Divorce Guide

Divorce Guide


Florida Divorce Cases


Dissolution is the official word for divorce in Florida. Florida is one of the many states that determines fault as a ground for divorce. Florida divorce cases deal with all the relevant issues that come up during divorce proceedings. Either spouse can file for a divorce in the state. Fault, however, could be considered under certain circumstances in the award of alimony and while determining custody issues.

Divorce is highly emotional and traumatic for all. The couples often are not aware of their legal rights and obligations. One must strictly follow the court procedures or else may lose certain rights forever. It’s good to consult a lawyer regarding legal questions, rights in a divorce, children’s rights, property rights etc.

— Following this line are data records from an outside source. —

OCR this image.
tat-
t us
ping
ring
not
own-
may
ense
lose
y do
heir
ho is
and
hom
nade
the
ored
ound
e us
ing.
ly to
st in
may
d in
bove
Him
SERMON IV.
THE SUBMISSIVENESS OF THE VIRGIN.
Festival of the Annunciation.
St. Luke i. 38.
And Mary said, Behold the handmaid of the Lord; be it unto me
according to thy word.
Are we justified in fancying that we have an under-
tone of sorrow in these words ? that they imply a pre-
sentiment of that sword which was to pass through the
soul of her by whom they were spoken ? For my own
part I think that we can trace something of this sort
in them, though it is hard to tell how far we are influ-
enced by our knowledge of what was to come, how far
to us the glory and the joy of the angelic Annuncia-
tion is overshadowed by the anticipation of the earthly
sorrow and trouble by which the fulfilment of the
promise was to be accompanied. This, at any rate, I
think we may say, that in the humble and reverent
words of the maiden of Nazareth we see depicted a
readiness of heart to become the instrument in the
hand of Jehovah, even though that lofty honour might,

To obtain divorce in Florida, at least one spouse must have been a resident of Florida for six months or more before filing for divorce. There are two ways of getting a divorce in Florida. One is a “Regular Dissolution of Marriage” and the other method is a “Simplified Dissolution of Marriage”.

Regular Dissolution of Marriage

This process begins when any one of the spouse files the petition for dissolution of their marriage in the circuit court. It reads that the marriage is irretrievably broken and explains what the person expects from the court. The other partner should file an answer within 20 days, which includes the matters within the initial petition on which the parties agree or disagree.

There are some couples who agree on property settlements, child custody and other post-divorce arrangements before or immediately after the original petition is filed. After that a written agreement is signed by both parties. A divorce is finalized after a few weeks, in such an uncontested case.

Simplified Dissolution of Marriage

In Florida divorce cases there is a simplified divorce procedure where certain Florida couples are eligible to dissolve their marriage. These dissolutions were designed so that the services of a lawyer would not be necessary. Both the spouses are however, responsible, for filing all necessary documents correctly and both are required to appear before a judge together when the final dissolution is granted.

This process is designed for couples who have no dependent children and no disputed property. The couple can use the simplified dissolution of marriage only if:

  • Both agree to this form of dissolution proceeding
  • There are no minor or dependent children
  • They don’t have adopted children under the age of 18
  • Wife is not pregnant
  • At least one of the spouses have resided in Florida for the past six months
  • Both of them have agreed on division of property and debts etc

If the couple prefers to use the simplified form of dissolution after agreeing on dissolution, then they should contact the clerk of the circuit court.

These are the two major processes of divorce that are in use as per Florida divorce cases. These points will definitely help one to make his/her divorce procedure easier if he/she is a Florida resident.